Milli Eğitim Bakanı Yusuf Tekin ile ilgili düşünceleriniz neler?

MEB’in Türkiye’de yürüttüğü eğitim politikalarında başarılı olmadığı eğitimdeki birçok sorunun hala çözülemeyişinden anlaşılıyor. Tam gün eğitime geçememişiz. Çocuklarımız tuvaletteki çeşmeden su içiyor. Beslenme çantaları boş. Öğrenciler elli kişilik sınıflarda eğitim görülüyor. Her dört çocuktan üçü okula aç gidiyor. Okullarda güvenlik yok, okulların fiziki şartları uygun değil. Spor salonu, müzik, resim atölyeleri, laboratuvarlar yok. Müfredata bilimsel eğitim yerine gerici eğitim sokuluyor. Pedagojiden anlamayan kişiler manevi danışman sıfatıyla okullarda geziyor. Mevsimlik işçi olarak çalıştırılan çocuklarımızın eğitim hakkı ellerinden alınıyor. MESEM’deki çocuk işçiler ihmal ve tedbirsizlik yüzünden hayatını kaybediyor. Taşımalı eğitim ile çocuklarımız kilometrelerce yol gidip gelmek zorunda kalıyor. Aynı bina içinde eğitim gören üç okul var. Güçlendirme ve yıkım kararı çıkan okulların akıbeti hala belli değil. İki okul tek binaya sıkıştırılıyor. Okulların duvarları yıkılıyor. Tamir eden yok. Öğrencilerin güvenliği hiçe sayılıyor. Okullarda hijyen sağlanamıyor. Okul tuvaletlerinde sabun, tuvalet kâğıdı olmayan hatta su akmayan okullar var. Hatta öğretmen, öğrenci, personelin tuvaletini ortak kullandığı okullar var. Müfredat ve eğitim sistemi durmadan değişiyor, Eğitim kalitesi her geçen gün düşüyor. Öğretmen odalarını ücretli, sözleşmeli, uzman, başöğretmen diye böldüler. Eşit işe eşit ücret yok.
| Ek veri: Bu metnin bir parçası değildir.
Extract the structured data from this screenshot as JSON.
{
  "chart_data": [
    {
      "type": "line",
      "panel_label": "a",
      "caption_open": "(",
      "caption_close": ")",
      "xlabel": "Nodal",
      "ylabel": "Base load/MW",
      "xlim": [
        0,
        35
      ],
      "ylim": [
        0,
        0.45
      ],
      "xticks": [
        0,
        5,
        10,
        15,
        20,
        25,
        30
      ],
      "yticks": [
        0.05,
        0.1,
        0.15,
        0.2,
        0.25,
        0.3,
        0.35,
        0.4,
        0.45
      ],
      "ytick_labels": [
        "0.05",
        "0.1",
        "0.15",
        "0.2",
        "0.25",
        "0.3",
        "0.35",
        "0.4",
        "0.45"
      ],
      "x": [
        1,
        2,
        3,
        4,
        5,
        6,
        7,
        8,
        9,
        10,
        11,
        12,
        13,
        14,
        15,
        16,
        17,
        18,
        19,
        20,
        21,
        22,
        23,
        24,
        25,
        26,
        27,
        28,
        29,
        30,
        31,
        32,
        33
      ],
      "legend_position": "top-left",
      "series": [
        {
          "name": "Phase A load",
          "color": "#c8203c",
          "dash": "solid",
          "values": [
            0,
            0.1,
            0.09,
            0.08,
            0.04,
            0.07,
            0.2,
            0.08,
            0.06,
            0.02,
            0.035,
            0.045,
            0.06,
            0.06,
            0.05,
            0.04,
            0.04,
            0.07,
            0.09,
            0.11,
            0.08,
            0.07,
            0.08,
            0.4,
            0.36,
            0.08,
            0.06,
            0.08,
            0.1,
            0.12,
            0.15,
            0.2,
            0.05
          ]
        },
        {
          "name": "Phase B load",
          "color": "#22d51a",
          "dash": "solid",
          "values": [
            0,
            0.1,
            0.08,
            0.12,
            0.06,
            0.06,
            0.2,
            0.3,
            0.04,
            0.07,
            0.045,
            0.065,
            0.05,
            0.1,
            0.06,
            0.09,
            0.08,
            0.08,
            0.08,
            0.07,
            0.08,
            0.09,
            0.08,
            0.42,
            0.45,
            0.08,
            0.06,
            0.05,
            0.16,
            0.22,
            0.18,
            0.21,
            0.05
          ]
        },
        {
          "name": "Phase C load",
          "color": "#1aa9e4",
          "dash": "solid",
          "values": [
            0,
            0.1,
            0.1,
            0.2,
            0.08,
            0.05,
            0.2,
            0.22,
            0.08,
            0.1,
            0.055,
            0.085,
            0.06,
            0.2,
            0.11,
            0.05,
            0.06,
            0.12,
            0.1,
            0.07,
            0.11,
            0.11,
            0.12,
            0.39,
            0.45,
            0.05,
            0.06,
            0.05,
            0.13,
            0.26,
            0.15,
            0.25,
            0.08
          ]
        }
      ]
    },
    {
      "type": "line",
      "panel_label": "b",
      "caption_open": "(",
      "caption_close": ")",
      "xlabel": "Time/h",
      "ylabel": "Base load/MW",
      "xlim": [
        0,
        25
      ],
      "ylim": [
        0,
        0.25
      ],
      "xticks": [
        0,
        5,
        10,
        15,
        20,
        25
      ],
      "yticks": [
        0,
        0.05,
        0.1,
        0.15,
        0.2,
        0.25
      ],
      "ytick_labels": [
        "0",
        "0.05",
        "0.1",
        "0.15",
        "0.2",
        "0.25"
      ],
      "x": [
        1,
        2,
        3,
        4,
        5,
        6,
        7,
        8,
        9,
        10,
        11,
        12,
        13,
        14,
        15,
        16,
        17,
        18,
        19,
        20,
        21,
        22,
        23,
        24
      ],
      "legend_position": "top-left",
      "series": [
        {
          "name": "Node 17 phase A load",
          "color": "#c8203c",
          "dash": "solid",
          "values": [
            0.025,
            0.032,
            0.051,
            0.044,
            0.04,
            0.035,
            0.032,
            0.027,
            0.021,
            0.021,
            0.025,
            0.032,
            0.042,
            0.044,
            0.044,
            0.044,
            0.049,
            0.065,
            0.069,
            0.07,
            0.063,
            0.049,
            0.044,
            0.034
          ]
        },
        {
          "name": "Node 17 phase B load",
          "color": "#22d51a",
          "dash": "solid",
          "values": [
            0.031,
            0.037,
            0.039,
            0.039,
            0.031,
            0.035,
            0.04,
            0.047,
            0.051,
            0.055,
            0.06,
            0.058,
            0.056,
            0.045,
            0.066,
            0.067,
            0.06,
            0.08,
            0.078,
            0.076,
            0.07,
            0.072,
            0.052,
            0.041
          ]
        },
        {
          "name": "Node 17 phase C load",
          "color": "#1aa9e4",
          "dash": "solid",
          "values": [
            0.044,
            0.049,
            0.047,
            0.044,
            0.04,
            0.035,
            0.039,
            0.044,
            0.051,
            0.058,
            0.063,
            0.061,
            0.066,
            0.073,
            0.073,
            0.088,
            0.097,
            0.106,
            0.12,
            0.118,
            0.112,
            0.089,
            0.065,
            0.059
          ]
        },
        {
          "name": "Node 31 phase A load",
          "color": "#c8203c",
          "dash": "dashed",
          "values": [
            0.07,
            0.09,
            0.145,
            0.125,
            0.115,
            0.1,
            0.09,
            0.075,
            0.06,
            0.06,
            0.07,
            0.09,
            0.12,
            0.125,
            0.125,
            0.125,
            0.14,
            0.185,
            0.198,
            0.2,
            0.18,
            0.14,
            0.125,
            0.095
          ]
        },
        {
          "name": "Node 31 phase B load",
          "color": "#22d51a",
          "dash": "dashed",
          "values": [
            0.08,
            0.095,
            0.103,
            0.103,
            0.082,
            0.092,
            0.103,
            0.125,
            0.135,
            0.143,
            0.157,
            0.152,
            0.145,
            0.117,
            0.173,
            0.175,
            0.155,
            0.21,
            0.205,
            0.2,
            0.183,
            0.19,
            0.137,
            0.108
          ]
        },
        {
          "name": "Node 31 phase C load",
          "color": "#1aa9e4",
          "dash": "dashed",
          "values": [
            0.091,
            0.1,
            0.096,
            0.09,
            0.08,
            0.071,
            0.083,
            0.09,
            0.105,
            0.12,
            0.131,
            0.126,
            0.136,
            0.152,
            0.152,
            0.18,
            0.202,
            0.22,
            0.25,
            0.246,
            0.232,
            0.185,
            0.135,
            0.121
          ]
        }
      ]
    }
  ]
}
Bir öğretmen asgari ücretten daha az bir ücretle kamuda çalıştırılıyor. Öğretmenin özlük hakları korunamıyor, ekonomik koşulları günden güne kötüleşiyor. Öğretmenler idarecilerin baskı ve mobbingine maruz kalıyor. Liyakatsiz atamalar ve proje okulundaki görevlendirmelerde şeffaflık yok. Kriter yok. Her şey idarecilerin keyfiyetine bırakılmış durumda. Bu tabloya bakarak Milli Eğitim Bakanının başarılı olduğunu, iyi şeyler yaptığını söyleyemiyoruz.

Eskişehir İl Milli Eğitim Müdürü Sinan Aydın ile ilgili düşünceleriniz neler?
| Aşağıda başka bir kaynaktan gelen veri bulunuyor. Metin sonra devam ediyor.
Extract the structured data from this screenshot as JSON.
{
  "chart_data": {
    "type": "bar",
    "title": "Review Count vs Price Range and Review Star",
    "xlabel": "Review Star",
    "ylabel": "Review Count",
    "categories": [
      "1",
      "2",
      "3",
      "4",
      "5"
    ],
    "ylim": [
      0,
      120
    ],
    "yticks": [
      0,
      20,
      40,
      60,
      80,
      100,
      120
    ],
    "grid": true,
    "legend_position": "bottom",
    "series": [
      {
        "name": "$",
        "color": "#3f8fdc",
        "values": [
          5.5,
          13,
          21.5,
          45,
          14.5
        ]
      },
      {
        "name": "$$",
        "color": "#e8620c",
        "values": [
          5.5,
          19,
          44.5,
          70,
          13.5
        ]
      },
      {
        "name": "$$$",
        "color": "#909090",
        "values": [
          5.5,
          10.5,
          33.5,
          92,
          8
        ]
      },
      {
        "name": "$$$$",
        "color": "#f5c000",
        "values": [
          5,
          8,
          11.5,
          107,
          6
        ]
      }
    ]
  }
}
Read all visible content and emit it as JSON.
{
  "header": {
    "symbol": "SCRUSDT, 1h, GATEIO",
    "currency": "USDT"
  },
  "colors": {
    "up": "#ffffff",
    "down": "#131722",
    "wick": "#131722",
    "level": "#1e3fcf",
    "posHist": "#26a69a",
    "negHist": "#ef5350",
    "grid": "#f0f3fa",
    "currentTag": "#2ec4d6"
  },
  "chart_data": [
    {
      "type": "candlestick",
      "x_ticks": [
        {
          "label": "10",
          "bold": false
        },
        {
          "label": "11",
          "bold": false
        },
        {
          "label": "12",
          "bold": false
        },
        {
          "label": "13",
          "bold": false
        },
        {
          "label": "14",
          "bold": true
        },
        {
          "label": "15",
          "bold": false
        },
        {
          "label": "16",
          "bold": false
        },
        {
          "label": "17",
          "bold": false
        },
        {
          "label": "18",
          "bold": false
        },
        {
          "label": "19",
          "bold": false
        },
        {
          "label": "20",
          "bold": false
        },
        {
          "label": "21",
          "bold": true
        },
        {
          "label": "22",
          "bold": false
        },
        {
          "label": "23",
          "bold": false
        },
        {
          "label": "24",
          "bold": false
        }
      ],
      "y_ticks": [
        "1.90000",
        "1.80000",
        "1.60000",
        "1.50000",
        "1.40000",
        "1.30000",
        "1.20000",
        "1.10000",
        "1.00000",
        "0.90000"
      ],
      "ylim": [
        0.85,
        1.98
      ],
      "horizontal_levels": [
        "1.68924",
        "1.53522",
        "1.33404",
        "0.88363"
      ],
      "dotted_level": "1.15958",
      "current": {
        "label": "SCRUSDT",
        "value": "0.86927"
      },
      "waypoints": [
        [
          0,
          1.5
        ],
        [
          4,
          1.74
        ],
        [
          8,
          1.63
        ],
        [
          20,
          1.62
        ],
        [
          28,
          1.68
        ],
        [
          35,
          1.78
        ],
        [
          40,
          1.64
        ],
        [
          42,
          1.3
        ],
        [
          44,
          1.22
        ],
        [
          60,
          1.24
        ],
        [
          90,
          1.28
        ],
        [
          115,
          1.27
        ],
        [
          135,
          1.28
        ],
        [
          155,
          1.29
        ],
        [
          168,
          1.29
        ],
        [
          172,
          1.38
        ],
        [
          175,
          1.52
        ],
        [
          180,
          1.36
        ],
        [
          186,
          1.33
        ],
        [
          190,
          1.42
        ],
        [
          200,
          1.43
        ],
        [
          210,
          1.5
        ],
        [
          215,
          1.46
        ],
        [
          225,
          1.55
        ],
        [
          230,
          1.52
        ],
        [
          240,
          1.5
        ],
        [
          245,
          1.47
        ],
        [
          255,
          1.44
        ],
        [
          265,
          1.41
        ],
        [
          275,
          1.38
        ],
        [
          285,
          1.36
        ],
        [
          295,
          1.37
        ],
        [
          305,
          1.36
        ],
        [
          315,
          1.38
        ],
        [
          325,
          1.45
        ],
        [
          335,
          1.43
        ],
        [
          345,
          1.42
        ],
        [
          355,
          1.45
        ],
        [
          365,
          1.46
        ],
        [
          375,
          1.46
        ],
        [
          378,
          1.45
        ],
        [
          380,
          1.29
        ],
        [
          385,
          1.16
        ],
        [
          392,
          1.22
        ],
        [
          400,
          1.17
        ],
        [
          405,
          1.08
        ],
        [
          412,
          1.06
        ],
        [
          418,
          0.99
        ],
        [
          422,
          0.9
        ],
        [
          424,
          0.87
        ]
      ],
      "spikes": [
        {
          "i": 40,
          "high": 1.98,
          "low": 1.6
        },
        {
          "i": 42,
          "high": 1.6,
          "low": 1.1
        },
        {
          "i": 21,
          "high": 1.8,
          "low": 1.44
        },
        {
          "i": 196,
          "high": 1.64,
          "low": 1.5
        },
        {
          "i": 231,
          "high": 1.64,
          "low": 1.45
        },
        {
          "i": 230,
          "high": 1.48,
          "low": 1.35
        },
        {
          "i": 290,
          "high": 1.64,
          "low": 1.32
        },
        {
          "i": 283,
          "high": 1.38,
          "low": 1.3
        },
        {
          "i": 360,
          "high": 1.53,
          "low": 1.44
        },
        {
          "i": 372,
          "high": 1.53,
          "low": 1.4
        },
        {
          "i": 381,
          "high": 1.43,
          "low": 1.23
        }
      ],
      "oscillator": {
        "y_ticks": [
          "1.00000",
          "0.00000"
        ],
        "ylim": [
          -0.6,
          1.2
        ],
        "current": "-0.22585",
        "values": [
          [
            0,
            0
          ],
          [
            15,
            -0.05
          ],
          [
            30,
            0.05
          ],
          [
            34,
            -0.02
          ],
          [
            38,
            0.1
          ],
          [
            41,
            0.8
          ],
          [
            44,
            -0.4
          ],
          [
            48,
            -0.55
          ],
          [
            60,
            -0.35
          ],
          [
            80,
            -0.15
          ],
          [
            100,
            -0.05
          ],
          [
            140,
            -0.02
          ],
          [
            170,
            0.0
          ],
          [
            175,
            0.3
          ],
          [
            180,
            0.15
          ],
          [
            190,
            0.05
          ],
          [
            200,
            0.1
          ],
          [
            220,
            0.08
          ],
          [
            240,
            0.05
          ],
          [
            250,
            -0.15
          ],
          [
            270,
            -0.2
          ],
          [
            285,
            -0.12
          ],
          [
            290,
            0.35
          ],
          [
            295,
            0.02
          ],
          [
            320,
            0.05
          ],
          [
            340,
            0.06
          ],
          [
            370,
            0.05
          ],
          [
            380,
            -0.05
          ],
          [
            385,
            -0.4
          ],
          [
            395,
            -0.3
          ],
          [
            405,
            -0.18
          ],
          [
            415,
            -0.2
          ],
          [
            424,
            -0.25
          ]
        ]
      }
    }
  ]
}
Geneldeki sorunlar Eskişehir’de de var. Bu sorunları iletmek için zaman zaman İl Milli Eğitim Müdürümüz ve İlçe Milli Eğitim Müdürlerimiz ile görüşüyoruz. Yerel bazlı bazı sorunlara çözüm bulunuyor ama birçok sorunda onlar da topu Bakanlığa atıp bir şey yapamayacaklarını, istersek mahkemeye başvurabileceğimizi söylüyorlar. Biz de Genel Merkez ve Eskişehir Şube olarak üyelerimizin haklı olduğu her konuda mahkemeye başvuruyoruz.